The truth is that nothing the defendant says really can matter, when the breathalyzer test, and the reasonably objective field sobriety tests, are speaking volumes. Granted, it may be true that a belligerent driver is more likely a drunk driver, but alcohol influences people differently, and some drinkers get quiet and morose - surely, that shouldn't count in their favor. Moreover, being arrested for DUI when one is not, in fact, drunk may make some people understandably irate.
Under California law, neither the breathalyzer or field sobriety tests are compulsory. And perhaps in a case where the defendant refused to take either, his statements might become relevant. But this was not that case.
The Police's Decision to Omit the Statements: Cover-Up, or Just Common Sense?
If we, as a society, trust the police with the discretion to "protect and serve," shouldn't we also trust them with the discretion to know when not to kick up dust?
Let's face it, if John Q. Public were pulled over on Pacific Coast Highway, and said to the police something as asinine, ignorant, ugly, and biased as, "The Jews are responsible for all the wars of world," it might very well have been ignored as the drunken ramblings of an idiot. But when a star like Mel Gibson says it, suddenly it's supposed to have credence? Why give comments like these a life they don't deserve?
I'd like to think the apparent decision to leave Gibson's derogatory comments out of the arrest report was less a cover-up, and more an instance of someone using common sense.
The Sliding Scales of Justice: What Punishment Should Gibson Receive?
That said, let us not lose sight of the other elephant in the room. DUI - while a misdemeanor in California, unless it happens repeatedly -- is one of the most dangerous behaviors on the books. If his ability was indeed impaired, Gibson could have killed himself, or any number of other people sharing the road that night. A moving vehicle can be even more deadly than a loaded gun.
That's why we try to punish DUI harshly. Which leads to an interesting question: Should Gibson's DUI be punished especially harshly because he's a public figure? I think the answer is, arguably, yes.
Whenever a celebrity gets arrested for DUI, the judges, prosecutors and even defense attorneys have a chance to do something unusual: Change public perceptions, as well as punish the offender.
A typical sentence for a first time DUI offender in California consists of a fine (usually around $1,300 bucks), participation in an alcohol program (like Alcoholics Anonymous), suspension of one's driving privileges, and 48 hours in county jail. In most jurisdictions, including California, the defendant never need actually show his face in court.
The super-wealthy Gibson won't even sneeze at shelling out $1,300 (or lawyers' fees). He's already enrolled in alcohol rehab on his own, and he can hire a chauffeur. As for the 48 hours in jail, this really boils down to a couple of hours on a Saturday, followed by a night in your own bed, and another couple of hours the next day. Big deal.
So what kind of punishment might actually get through to Gibson - and serve the public at the same time?

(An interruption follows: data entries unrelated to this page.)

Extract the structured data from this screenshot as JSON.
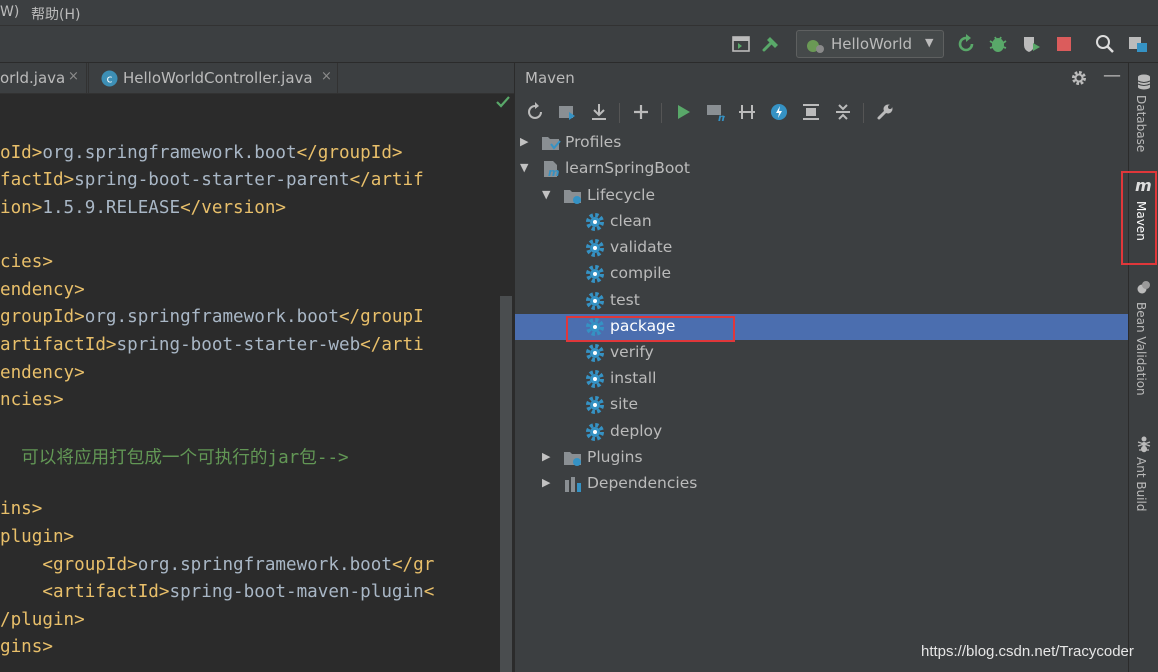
{
  "menubar": {
    "items": [
      "W)",
      "帮助(H)"
    ]
  },
  "toolbar": {
    "run_config": "HelloWorld"
  },
  "editor": {
    "tabs": [
      {
        "label": "orld.java",
        "close": "×"
      },
      {
        "label": "HelloWorldController.java",
        "close": "×",
        "badge": "c"
      }
    ],
    "lines": [
      {
        "seg": [
          [
            "tag",
            "oId>"
          ],
          [
            "txt",
            "org.springframework.boot"
          ],
          [
            "tag",
            "</groupId>"
          ]
        ]
      },
      {
        "seg": [
          [
            "tag",
            "factId>"
          ],
          [
            "txt",
            "spring-boot-starter-parent"
          ],
          [
            "tag",
            "</artif"
          ]
        ]
      },
      {
        "seg": [
          [
            "tag",
            "ion>"
          ],
          [
            "txt",
            "1.5.9.RELEASE"
          ],
          [
            "tag",
            "</version>"
          ]
        ]
      },
      {
        "seg": [
          [
            "tag",
            "cies>"
          ]
        ]
      },
      {
        "seg": [
          [
            "tag",
            "endency>"
          ]
        ]
      },
      {
        "seg": [
          [
            "tag",
            "groupId>"
          ],
          [
            "txt",
            "org.springframework.boot"
          ],
          [
            "tag",
            "</groupI"
          ]
        ]
      },
      {
        "seg": [
          [
            "tag",
            "artifactId>"
          ],
          [
            "txt",
            "spring-boot-starter-web"
          ],
          [
            "tag",
            "</arti"
          ]
        ]
      },
      {
        "seg": [
          [
            "tag",
            "endency>"
          ]
        ]
      },
      {
        "seg": [
          [
            "tag",
            "ncies>"
          ]
        ]
      },
      {
        "seg": [
          [
            "cmt",
            "  可以将应用打包成一个可执行的jar包-->"
          ]
        ]
      },
      {
        "seg": [
          [
            "tag",
            "ins>"
          ]
        ]
      },
      {
        "seg": [
          [
            "tag",
            "plugin>"
          ]
        ]
      },
      {
        "seg": [
          [
            "txt",
            "    "
          ],
          [
            "tag",
            "<groupId>"
          ],
          [
            "txt",
            "org.springframework.boot"
          ],
          [
            "tag",
            "</gr"
          ]
        ]
      },
      {
        "seg": [
          [
            "txt",
            "    "
          ],
          [
            "tag",
            "<artifactId>"
          ],
          [
            "txt",
            "spring-boot-maven-plugin"
          ],
          [
            "tag",
            "<"
          ]
        ]
      },
      {
        "seg": [
          [
            "tag",
            "/plugin>"
          ]
        ]
      },
      {
        "seg": [
          [
            "tag",
            "gins>"
          ]
        ]
      }
    ]
  },
  "maven": {
    "title": "Maven",
    "tree": [
      {
        "label": "Profiles",
        "arrow": "▶",
        "icon": "folder-profiles-icon"
      },
      {
        "label": "learnSpringBoot",
        "arrow": "▼",
        "icon": "maven-project-icon"
      },
      {
        "label": "Lifecycle",
        "arrow": "▼",
        "icon": "folder-lifecycle-icon"
      },
      {
        "label": "clean",
        "icon": "gear-icon"
      },
      {
        "label": "validate",
        "icon": "gear-icon"
      },
      {
        "label": "compile",
        "icon": "gear-icon"
      },
      {
        "label": "test",
        "icon": "gear-icon"
      },
      {
        "label": "package",
        "icon": "gear-icon",
        "selected": true
      },
      {
        "label": "verify",
        "icon": "gear-icon"
      },
      {
        "label": "install",
        "icon": "gear-icon"
      },
      {
        "label": "site",
        "icon": "gear-icon"
      },
      {
        "label": "deploy",
        "icon": "gear-icon"
      },
      {
        "label": "Plugins",
        "arrow": "▶",
        "icon": "folder-plugins-icon"
      },
      {
        "label": "Dependencies",
        "arrow": "▶",
        "icon": "dependencies-icon"
      }
    ]
  },
  "rightstrip": {
    "database": "Database",
    "maven_m": "m",
    "maven": "Maven",
    "bean_validation": "Bean Validation",
    "ant_build": "Ant Build"
  },
  "watermark": "https://blog.csdn.net/Tracycoder",
  "colors": {
    "selection": "#4b6eaf",
    "highlight_box": "#e0373a",
    "gear": "#3592c4",
    "tag": "#e8bf6a",
    "comment": "#629755"
  }
}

As part of Gibson's plea agreement - and I assume he will plead guilty, as his public statements seem to concede the offense -- he could agree to make a donation to a drug and alcohol rehabilitation facility, or to a program educating kids never to get behind the wheel drunk. Or better yet, he could agree to spend time talking to kids about his own terrible experience, and despicable behavior.
Just as Gibson is capable of capturing the attention of a worldwide audience with his movies, he is also capable of giving back in profound ways. A smart judge will make sure that Gibson's sentence both affects him, and affects others, too.